After approximately eight years of construction, a major bottleneck in passenger train movement in west end Toronto was removed with the conclusion of one of the largest rail track separations in Canada.
Now, GO Transit and VIA trains travelling the Georgetown South Corridor between Toronto and Kitchener, Ont. do not have to give the right of way to CP freight trains in the former West Toronto Diamond corridor. The term diamond stems from the shape formed where double CP and double CN lines met.
For more than a century it was the busiest rail intersection in Canada.
The approximately $431-million separation involved the installation of two new bridges and two, 0.5-kilometre-long, 10-metre wide, underpasses which are nine metres deep at their deepest point. Each new underpass/lowered corridor can accommodate two sets of tracks.
A number of different contractors were involved in different phases of the separation. Preliminary site work began in 2006.
"The underpasses allow GO trains to travel below thereby bypassing freight and vehicle traffic at the two crossings," says Manuel Pedrosa, community relations manager for Metrolinx, the provincial agency tasked with the "Big Move" transit improvements in the Greater Toronto and Hamilton Area.
They were required to increase traffic on Metrolinx’s Georgetown South Corridor and to facilitate the development of the new Union Pearson Express, the dedicated rail link between Toronto’s Union Station and Pearson International Airport. Prior to the separation there was no room in the daily schedules of GO and VIA and freight services to add more trains, he says.
"Careful scheduling and innovative construction methods made the construction possible," says Pedrosa.
For example, he points to the relatively short time to install the pre-constructed bridges. They were slid into place over 24-hour time periods to minimize any impacts to CP Rail. The first bridge was installed last September and the second one at the end of June. Gascan was the general contractor for the bridge installation.

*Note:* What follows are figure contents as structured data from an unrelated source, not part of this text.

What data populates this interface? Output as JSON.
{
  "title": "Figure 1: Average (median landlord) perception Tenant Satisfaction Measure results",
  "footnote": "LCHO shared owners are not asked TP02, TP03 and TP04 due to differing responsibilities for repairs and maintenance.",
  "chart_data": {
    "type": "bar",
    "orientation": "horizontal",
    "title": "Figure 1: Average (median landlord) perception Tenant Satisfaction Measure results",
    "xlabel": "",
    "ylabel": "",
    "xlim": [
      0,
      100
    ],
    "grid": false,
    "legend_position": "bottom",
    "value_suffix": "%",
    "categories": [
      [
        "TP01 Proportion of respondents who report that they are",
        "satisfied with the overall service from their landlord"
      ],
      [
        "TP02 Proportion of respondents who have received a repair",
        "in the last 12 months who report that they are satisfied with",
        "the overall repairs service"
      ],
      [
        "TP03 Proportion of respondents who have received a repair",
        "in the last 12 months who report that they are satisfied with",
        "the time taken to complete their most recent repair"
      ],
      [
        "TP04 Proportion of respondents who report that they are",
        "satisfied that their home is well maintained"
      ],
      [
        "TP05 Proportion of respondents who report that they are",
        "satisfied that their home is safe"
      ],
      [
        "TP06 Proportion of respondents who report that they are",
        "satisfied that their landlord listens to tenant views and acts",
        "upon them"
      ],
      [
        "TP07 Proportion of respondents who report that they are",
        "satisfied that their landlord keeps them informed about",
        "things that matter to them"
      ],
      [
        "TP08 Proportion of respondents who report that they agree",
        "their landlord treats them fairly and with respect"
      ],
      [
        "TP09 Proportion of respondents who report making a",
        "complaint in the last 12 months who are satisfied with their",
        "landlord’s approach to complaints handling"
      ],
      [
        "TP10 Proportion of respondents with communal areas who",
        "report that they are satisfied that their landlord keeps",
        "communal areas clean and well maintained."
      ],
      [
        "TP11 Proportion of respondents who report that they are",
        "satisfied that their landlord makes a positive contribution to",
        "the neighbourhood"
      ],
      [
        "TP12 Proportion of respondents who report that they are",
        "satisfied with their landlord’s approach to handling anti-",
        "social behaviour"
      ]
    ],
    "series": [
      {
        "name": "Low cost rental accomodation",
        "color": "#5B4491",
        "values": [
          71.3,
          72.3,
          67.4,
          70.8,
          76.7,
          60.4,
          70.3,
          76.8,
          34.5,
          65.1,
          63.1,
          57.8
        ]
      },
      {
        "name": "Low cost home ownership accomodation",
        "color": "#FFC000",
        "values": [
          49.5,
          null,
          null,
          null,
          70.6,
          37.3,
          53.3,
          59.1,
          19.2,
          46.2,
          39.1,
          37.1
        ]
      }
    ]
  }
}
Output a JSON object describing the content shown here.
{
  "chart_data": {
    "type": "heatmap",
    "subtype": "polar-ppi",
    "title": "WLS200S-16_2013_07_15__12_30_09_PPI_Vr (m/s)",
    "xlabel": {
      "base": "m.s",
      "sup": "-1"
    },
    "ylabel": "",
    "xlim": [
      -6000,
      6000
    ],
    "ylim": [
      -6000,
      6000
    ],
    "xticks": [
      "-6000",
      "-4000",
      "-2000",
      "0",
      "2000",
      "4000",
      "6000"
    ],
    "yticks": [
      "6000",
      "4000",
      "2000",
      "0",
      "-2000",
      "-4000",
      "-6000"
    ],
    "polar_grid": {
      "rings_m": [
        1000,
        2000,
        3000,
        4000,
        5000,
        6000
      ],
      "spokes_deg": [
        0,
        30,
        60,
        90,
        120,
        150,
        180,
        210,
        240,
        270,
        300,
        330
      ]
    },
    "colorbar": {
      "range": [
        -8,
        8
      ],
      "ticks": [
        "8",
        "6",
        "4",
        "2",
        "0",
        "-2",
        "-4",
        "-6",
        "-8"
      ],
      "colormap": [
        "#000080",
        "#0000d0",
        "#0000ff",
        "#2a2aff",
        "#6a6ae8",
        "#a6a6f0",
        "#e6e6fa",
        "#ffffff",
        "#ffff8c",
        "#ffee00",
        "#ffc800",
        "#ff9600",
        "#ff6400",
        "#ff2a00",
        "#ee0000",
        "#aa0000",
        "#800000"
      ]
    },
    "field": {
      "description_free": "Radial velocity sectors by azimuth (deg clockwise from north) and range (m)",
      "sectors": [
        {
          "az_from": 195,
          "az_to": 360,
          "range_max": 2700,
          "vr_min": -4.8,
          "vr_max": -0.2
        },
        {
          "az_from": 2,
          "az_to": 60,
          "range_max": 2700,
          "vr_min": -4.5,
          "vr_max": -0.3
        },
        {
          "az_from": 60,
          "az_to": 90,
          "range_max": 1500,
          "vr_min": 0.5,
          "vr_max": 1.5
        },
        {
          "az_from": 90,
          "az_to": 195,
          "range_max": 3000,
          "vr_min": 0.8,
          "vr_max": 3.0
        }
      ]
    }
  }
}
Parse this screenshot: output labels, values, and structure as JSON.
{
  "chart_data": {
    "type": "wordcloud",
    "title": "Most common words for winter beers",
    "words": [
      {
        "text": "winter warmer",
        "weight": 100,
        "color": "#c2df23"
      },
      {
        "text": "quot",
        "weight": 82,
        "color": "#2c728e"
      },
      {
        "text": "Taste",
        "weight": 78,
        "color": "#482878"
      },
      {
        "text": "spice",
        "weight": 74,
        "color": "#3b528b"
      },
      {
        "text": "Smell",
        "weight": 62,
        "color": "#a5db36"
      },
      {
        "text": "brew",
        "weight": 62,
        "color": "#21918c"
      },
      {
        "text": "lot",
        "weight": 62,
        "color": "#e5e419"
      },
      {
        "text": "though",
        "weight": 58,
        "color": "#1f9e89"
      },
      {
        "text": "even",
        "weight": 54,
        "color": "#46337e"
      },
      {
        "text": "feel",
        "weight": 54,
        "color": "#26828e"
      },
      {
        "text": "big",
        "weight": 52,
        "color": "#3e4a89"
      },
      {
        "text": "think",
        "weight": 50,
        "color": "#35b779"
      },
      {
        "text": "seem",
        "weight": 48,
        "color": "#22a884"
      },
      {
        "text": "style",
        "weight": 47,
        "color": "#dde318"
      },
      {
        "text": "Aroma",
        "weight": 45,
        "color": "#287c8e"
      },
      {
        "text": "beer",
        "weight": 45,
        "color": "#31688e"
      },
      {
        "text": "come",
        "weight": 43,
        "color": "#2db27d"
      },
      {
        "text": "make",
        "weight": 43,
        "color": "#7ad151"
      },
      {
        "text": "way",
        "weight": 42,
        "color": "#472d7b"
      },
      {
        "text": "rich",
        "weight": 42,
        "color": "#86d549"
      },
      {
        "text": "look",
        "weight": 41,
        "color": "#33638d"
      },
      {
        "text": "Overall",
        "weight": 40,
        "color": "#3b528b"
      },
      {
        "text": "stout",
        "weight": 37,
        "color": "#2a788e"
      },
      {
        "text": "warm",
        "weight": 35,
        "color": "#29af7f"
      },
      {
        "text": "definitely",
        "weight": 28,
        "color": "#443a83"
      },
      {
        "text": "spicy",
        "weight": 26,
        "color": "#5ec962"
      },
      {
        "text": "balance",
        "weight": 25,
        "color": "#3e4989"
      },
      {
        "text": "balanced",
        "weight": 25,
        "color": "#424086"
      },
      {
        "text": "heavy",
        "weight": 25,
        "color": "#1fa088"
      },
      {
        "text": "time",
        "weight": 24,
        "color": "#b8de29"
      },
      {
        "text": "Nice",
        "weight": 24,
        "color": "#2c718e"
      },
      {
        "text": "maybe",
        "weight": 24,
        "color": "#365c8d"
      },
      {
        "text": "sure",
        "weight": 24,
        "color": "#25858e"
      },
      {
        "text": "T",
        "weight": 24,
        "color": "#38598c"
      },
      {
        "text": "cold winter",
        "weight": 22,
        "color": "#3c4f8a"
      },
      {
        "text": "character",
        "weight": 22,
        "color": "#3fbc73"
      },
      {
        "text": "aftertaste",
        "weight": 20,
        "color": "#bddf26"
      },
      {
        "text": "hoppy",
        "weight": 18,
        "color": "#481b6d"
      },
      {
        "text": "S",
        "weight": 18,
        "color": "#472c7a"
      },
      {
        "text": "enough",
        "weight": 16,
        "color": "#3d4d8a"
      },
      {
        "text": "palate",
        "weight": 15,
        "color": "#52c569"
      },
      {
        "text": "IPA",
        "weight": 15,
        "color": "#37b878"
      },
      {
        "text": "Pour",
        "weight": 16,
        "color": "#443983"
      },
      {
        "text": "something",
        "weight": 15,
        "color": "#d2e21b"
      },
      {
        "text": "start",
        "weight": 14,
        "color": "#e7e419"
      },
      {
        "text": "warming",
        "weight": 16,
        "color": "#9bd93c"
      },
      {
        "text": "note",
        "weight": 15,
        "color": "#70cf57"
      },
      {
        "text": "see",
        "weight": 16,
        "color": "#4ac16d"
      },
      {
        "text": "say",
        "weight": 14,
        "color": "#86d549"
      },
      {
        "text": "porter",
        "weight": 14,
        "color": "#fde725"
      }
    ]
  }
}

Other key firms which played a pivotal role in the West Toronto Diamond separation include: Clearway Construction, the site works general contractor; the joint venture of Anchor Shoring & Caissons Ltd and Bermingham Foundation Solutions, which installed the steel-piling foundation walls along the route; and Dufferin Construction, the pipe pile validation/excavation general contractor.
As large and complicated at it was, the separation is just one component of Metrolinx’s $1.2-billion project. It was "rolled into" the Georgetown South project when that much larger project got underway in 2010, says Pedrosa.
"By the end of 2010 shovels were in the ground."
Metrolinx is its own construction manager for the project which encompasses the construction of a number of bridges and underpasses, plus improvements to GO train stations, and other infrastructure improvements. Ten contractors and seven consulting firms serving as design consultants and/or contract administrators are involved in different phases, he says.
In 2012 Go Train service from Toronto to Georgetown was extended to Kitchener. But Metrolinx retained the original project title.
"A name change would have just been too confusing," says Pedrosa.
Each weekday, there are 16 trains operating along the Kitchener GO train line — nine operate eastbound in the morning and seven are running westbound in the evening.
There are a number of different stops and only four operate all the way from the Kitchener GO Station and Toronto’s Union Station, he says.
At some in the future, however, there will be all day service between Toronto and Kitchener and Metrolinx will be introducing off-peak trains between downtown Toronto and Brampton shortly after the project is completed.
The additional infrastructure will also allow Metrolinx to add more peak train service, says Pedrosa.